Australian budget highlights tax rates

Steve Thompson
Steve Thompson
The Australian budget again drew a stark comparison about the tax rates wages and salaries earned in New Zealand, Deloitte Dunedin tax partner Steve Thompson said yesterday.

"As expected, the Australian budget delivered significant tax cuts."

While recognising the difficulties in doing any form of comparison, after Australia's 2007 budget, an individual needed to earn more than $194,506 before the personal income tax paid in Australia was greater than that paid in New Zealand.

As a consequence of Tuesday's announcement by Treasurer Wayne Swan, that amount now soared to $237,840 by July 1.

"It becomes a staggering $1.57 million with effect from July 1, 2013."

In contrast, the New Zealand Labour-led Government had not adjusted tax thresholds since 2000.

With the fiscal drag pushing more New Zealanders up through the tax brackets, they were caught with the double whammy of high taxes and bracket creep, he said in an interview.

Another key factor intensifying the debate was that real wages were higher in Australia than New Zealand.

The Government had to undertake some "serious adjustments" to match the Australian rates.

A single person earning income of $30,000 would have a 37% reduction in tax if they moved to Australia.

If they earned $100,000, they would currently save 10% in tax, which increased to 22% by 2013.

"Any number of assumptions can be factored into the calculations.

However, the conclusion is clear - as it has been in previous years, most of the population would be taxed less in Australia than in New Zealand in terms of their income and employment.

Tax rates were becoming a crucial part in the relationship between Australia and New Zealand, Mr Thompson said.

"Tax rates create the image of people able to earn more money in Australia. It's those sorts of headlines that attract people. It's those younger people that we want to retain - the brightest graduates who will earn the big incomes in the future."

Exacerbating the problem was that the perception that the Australian tax "burden" was even less than what it was, he said.

It would be critical that some form of tax relief was provided by Finance Minister Michael Cullen in next week's budget.

It would also be important the Government clearly outlined a view as to the destination of tax reform.

"The issue of real wages cannot be ignored. Nor can the material hidden barrier of marginal tax rates that provide a disincentive for taxpayers to get ahead."

The larger Australian economy and population offered a greater number of opportunities than existed in New Zealand, Mr Thompson said.

"The vision of where New Zealand should target will take even greater importance for those looking out into the medium and longer term. Like it or lump it, the Australian budget sets a line in the sand in terms of comparisons with our own," he said.

Britain's embattled Labour Government trimmed income taxes for 22 million people on Tuesday, as soaring food and fuel bills sent inflation rocketing and dented hopes for more interest rate cuts soon.

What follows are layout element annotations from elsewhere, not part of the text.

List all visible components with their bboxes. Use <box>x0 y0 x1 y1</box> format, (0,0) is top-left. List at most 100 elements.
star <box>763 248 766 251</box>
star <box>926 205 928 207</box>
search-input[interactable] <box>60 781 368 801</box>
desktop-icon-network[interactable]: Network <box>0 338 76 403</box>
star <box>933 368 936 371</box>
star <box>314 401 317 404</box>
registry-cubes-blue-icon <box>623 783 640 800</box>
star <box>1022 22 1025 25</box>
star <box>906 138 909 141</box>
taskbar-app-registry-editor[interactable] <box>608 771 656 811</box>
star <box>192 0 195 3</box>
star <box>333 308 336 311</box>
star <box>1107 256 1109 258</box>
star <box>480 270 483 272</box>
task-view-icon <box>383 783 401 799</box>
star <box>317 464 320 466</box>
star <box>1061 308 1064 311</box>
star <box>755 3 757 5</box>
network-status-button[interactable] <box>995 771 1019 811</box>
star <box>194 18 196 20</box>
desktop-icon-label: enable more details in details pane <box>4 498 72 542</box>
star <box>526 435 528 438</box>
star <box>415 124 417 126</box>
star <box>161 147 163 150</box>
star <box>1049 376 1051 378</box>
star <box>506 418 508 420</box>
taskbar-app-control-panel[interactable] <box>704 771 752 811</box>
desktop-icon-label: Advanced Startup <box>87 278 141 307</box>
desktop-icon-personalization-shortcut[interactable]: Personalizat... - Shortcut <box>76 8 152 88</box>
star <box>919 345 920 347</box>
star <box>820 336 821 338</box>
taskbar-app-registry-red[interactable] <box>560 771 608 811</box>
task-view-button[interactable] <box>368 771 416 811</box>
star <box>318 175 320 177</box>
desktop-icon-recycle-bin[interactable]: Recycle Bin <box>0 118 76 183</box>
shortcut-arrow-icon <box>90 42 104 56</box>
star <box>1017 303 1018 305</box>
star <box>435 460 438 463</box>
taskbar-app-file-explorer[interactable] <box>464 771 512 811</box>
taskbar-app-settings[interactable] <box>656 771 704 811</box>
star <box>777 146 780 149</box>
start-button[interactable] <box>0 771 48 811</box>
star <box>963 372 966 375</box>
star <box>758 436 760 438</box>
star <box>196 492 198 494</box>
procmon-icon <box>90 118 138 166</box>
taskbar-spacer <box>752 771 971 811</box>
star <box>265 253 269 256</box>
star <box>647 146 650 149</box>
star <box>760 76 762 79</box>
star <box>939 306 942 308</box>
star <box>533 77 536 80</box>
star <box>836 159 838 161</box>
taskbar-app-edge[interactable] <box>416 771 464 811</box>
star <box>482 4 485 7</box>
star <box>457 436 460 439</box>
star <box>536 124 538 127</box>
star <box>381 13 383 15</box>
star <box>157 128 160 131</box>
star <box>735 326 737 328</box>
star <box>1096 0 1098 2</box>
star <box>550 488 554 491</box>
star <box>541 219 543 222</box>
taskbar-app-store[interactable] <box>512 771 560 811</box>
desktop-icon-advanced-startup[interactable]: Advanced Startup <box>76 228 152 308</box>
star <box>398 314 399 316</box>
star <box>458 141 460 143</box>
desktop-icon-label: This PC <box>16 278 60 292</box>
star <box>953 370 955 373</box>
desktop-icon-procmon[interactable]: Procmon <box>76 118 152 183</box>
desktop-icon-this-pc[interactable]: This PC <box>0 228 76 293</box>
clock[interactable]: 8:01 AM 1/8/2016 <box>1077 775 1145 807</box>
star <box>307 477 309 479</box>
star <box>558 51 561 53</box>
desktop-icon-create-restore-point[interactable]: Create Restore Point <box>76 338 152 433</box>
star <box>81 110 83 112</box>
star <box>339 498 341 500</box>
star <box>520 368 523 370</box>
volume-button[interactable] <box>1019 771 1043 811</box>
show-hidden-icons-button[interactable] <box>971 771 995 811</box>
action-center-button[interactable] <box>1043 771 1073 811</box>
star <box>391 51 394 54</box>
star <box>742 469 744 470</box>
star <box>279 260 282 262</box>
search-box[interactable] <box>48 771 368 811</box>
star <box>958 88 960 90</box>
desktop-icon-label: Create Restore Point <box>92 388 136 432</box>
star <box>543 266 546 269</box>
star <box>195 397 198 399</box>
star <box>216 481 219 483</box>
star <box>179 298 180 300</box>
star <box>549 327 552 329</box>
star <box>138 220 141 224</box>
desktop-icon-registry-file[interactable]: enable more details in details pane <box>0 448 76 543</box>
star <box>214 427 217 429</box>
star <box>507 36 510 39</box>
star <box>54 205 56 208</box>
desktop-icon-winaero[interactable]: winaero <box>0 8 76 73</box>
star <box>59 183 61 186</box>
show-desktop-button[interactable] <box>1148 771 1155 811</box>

Higher household bills are creating a headache for increasingly unpopular Prime Minister Gordon Brown and the tax handout came after Labour came third in this month's local elections - its worst post-war performance on record.

"This family tax cut provides support this year for those on middle incomes at a time when they face increased bills," Finance Minister Alistair Darling told Parliament as he unveiled the surprise tax cuts.

Reuters reported that ordinary tax payers would get an extra 120 ($NZ309) this year and Mr Darling said it would be paid for by a 2.7 billion increase in government borrowing, putting further pressure on already tight public finances.

The move was meant to compensate about 5.3 million low-paid people who lost out when the Government scrapped a 10% income tax band, but obviously went markedly further than that in a dramatic political push to woo the voters Labour needed to win the next election, due by May 2010.

It was also designed to avoid a humiliating defeat in a parliamentary vote on the budget as Labour rebels made common cause with legislators from other parties on the compensation issue.

This would have compounded Mr Brown's problems ahead of a key parliamentary by-election next week which polls suggest could result in a gain for the resurgent opposition Conservatives.

The 10% tax row, together with concerns over rising food and energy bills and falling house prices, was blamed for the Labour local election rout.

Another headache for the Government came as data showed a record rise in food prices and soaring energy bills helped lift inflation 0.5% to 3% in April, the biggest jump since 2002.

That inflation shock left the rate way above the central bank's 2% target and all but scotched analyst forecasts for a rate cut in June - pushing sterling up and stocks down.